American oil giants, Chevron and ExxonMobil have snubbed Nigeria in their 2024 spending plan, ignoring several major projects in the country.
The two oil companies have recovered from the 2020 crisis with bumper cash flows in 2021 and are making plans to boost their capital spending next year. There is no mention of Nigeria in their capital expenditure outlook. While Libya, Ivory Coast, Kazakhstan, Guyana, Brazil and Singapore, among others, feature prominently in it.
Chevron for example, ignored Nigeria’s 100,000-barrels-per-day (bpd) Nsiko offshore deepwater project despite plans to spend between $18.5 billion and $19.5 billion next year on new oil and gas projects, an 11 percent increase this year.
ExxonMobil was silent about Nigeria’s 80,000bpd Bosi oil field it discovered in 2006, and the 110,000bpd Uge deepwater project.
Their decision comes as Nigeria grapples with a number of challenges, including insecurity, oil theft, and a lack of infrastructure. These challenges have made it difficult for the country to attract the investment needed to develop its oil and gas resources.
Many international oil companies have sold their assets in Nigeria in the past year.
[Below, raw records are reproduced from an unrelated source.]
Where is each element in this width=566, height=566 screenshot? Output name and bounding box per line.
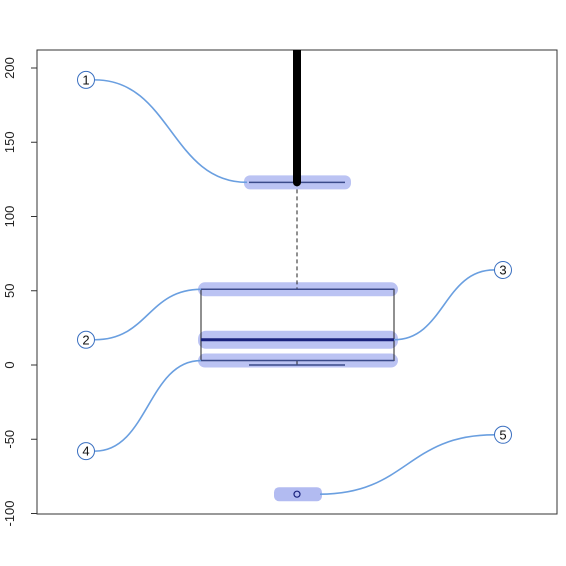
- callout-connector-5: [319, 433, 495, 495]
- y-tick-label: 200: [2, 57, 17, 79]
- y-tick-label: 100: [2, 206, 17, 228]
- callout-connector-3: [393, 269, 495, 341]
- outlier-stack: [293, 50, 301, 183]
- callout-marker-2: [77, 330, 95, 349]
- callout-label-2: 2: [82, 332, 89, 347]
- outlier-base-point: [293, 178, 301, 187]
- y-tick-label: 0: [2, 361, 17, 368]
- callout-connector-1: [94, 79, 248, 184]
- callout-marker-1: [77, 70, 95, 89]
- y-tick-label: -50: [2, 430, 17, 449]
- highlight-marked-point: [274, 487, 322, 502]
- iqr-box: [200, 288, 395, 362]
- callout-label-4: 4: [82, 444, 89, 459]
- marked-point: [293, 490, 301, 498]
- callout-connector-4: [94, 359, 202, 452]
- callout-marker-5: [494, 425, 512, 444]
- y-tick-label: -100: [2, 500, 17, 526]
- y-tick-label: 150: [2, 131, 17, 153]
- callout-label-3: 3: [499, 262, 506, 277]
- y-tick-label: 50: [2, 284, 17, 298]
- callout-marker-3: [494, 260, 512, 279]
- callout-label-1: 1: [82, 72, 89, 87]
- callout-label-5: 5: [499, 427, 506, 442]
- callout-marker-4: [77, 442, 95, 461]
- callout-connector-2: [94, 288, 202, 341]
Equinor had last month sold its Nigerian subsidiary to a little-known Nigerian company Chappal Energy, Italy’s Eni announced in September that it would sell its onshore subsidiary to Oando Plc. Addax Petroleum Development Plc exited from its four major mining oil blocs last year. To mention but a few.
Charles Akinbobola, an energy analyst at Sofidam Capital, said that the global oil companies are pulling out of their investment in onshore and shallow water assets, because of the widespread of theft and vandalism over the years.